JOST A MON

The idle ramblings of a Jack of some trades, Master of none

Spitalfields, the area just to the east of Liverpool Street station, is known for its thriving immigrant communities over the centuries. Jews, Huguenots, Bengalis; silk-weavers, bakers, brewers, artificers, opticians, and - would you believe it - mathematicians. In 1717, Thomas Middleton established the Spitalfields Mathematical Society, which was open to local residents, would serve to disseminate mathematical knowledge among them, and also encourage the members ('the square of 8' in number) to educate each other with questions and puzzles. Middleton himself was a teacher of navigational mathematics to sailors, and he started off the society by offering free lessons to his fellows. [1] 

The Society would meet weekly for three hours, during which questions would be posed, tutorials offered and information exchanged.  
One of the rules of the Institution, which had so humble an origin, observed for upwards of eighty years was, that one hour during the time of the meeting should be devoted to silent study. The Stewards were accustomed to put a sand-glass on the table, and no one was allowed, under penalty of a fine, to open his lips until the sand had run down. [2]
One of the cunning ways in which the society encouraged collaboration was by levying small fines on anyone who refused to attempt to solve a query raised by a colleague. Fines accumulated in a fund that was then used to buy books!

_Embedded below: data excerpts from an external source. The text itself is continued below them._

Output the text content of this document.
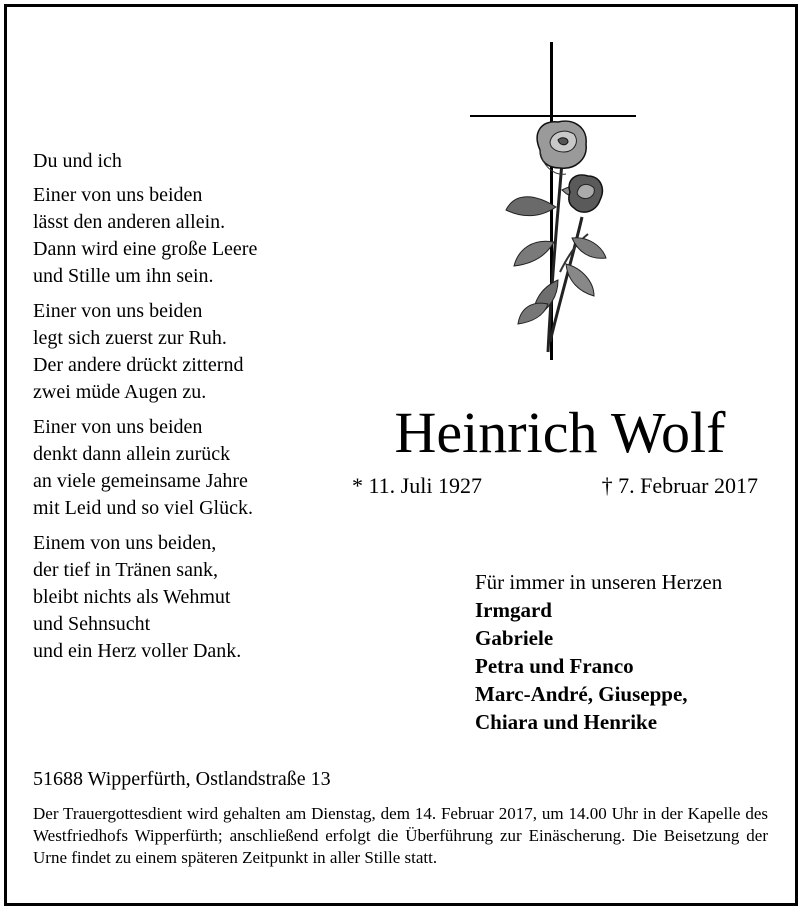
Du und ich
Einer von uns beiden
lässt den anderen allein.
Dann wird eine große Leere
und Stille um ihn sein.
Einer von uns beiden
legt sich zuerst zur Ruh.
Der andere drückt zitternd
zwei müde Augen zu.
Einer von uns beiden
denkt dann allein zurück
an viele gemeinsame Jahre
mit Leid und so viel Glück.
Einem von uns beiden,
der tief in Tränen sank,
bleibt nichts als Wehmut
und Sehnsucht
und ein Herz voller Dank.
Heinrich Wolf
* 11. Juli 1927	† 7. Februar 2017
Für immer in unseren Herzen
Irmgard
Gabriele
Petra und Franco
Marc-André, Giuseppe,
Chiara und Henrike
51688 Wipperfürth, Ostlandstraße 13
Der Trauergottesdient wird gehalten am Dienstag, dem 14. Februar 2017, um 14.00 Uhr in der Kapelle des Westfriedhofs Wipperfürth; anschließend erfolgt die Überführung zur Einäscherung. Die Beisetzung der Urne findet zu einem späteren Zeitpunkt in aller Stille statt.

By the early 19th century, the society was offering public lectures (on topics such as 'galvanism', 'pneumatics', 'hydrostatics', and 'astronomy'). 

The members of this august association were not trained mathematicians for the most part, but some very able people did join. Simpson (of the Rule), Gompertz (of the law of mortality) and Dollond (the optician with Aitchison) were three of the famous men in the group. The others were less known but hardly slouches, and all appear to have been given to the use of mathematics in the solution of problems that they encountered in their professional lives.

An interesting example is the use of mathematics to design a special instrument  called the bent-lever balance to control the fineness of yarn. The theory of this instrument was discussed by William Ludlam in 1765, using mechanics, trigonometry and calculus. [3]

From the 1740s, the society also began to exhibit scientific instruments [4] and (no doubt inspired by the Royal Institution) conducted public experiments to much acclaim. Audiences of up to 500 people, paying sixpence per lecture, were reported. However, in the feverish period of the Napoleonic wars, the Seditious Meetings Acts passed in 1795 and 1799 began to cast a chill on societies such as this. They began to be closely monitored for discordant political views, and in 1809, experimental lectures were abandoned (ostensibly because lecturers were unavailable, but most likely for fear of prosecution). [5]

In 1846, faced with declining memberships, the society merged with the Royal Astronomical Society, and its library, archives and equipment were all handed over to the latter.

The Society occupied different premises during its lifetime - all in Spitalfields. It started at a pub, Monmouth's Head, moved to the White Horse in Wheeler Street eight years later, and then to the Ben Johnson's Head in Woodseer Street in 1735. During the 1770s and 1780s, it was based in the Black Swan, on Brown's Lane (later known as Hanbury Street). In 1793, it moved permanently to a room on Crispin Street, where it ended its life. The first pub became part of the Hanbury brewery; I can't tell what happened to the next two. Crispin Street lost much of itself when Spitalfields market expanded in the 1920s; the premises of the Society (No. 36/36A) were demolished in the same period.[6] 

For several years now, the London Mathematical Society has funded Spitalfields Days in honour of the old society: believing that it is important for recent developments in specialist topics to be made known to the general mathematical community, and, in particular, to research students ... provides funds to the organisers of these meetings so that they can provide a day of survey lectures, accessible to a general mathematical audience.[7]

References
  1. The Spitalfields Mathematical Society, The MacTutor History of Mathematics Archive at the University of St. Andrews.
  2. James Mitchell, (Jan 20, 1828). "Mathematical Society in Spitalfields". The Gentlemen's Magazine, Vol 98, Part 1. 
  3. Norman Biggs (2009). 'Applicable Mathematics in the 18th Century: an example from the textile trade', presented at the IMA History of Mathematics Conference.
  4. Lucy Inglis, Georgian London: Into the Streets. Penguin. pp. 257-258.
  5. Margaret Jacob & Larry Stewart (2009). Practical Matter: Newton's Science in the Service of Industry and Empire: 1687-1851. Harvard University Press. pp. 112-113.
  6. 'Spitalfields Market area: No. 36/36A Crispin Street'. Chapter XI. Survey of London, Vol. 27. (pp. 127-147)
  7. Spitalfields Days, London Mathematical Society.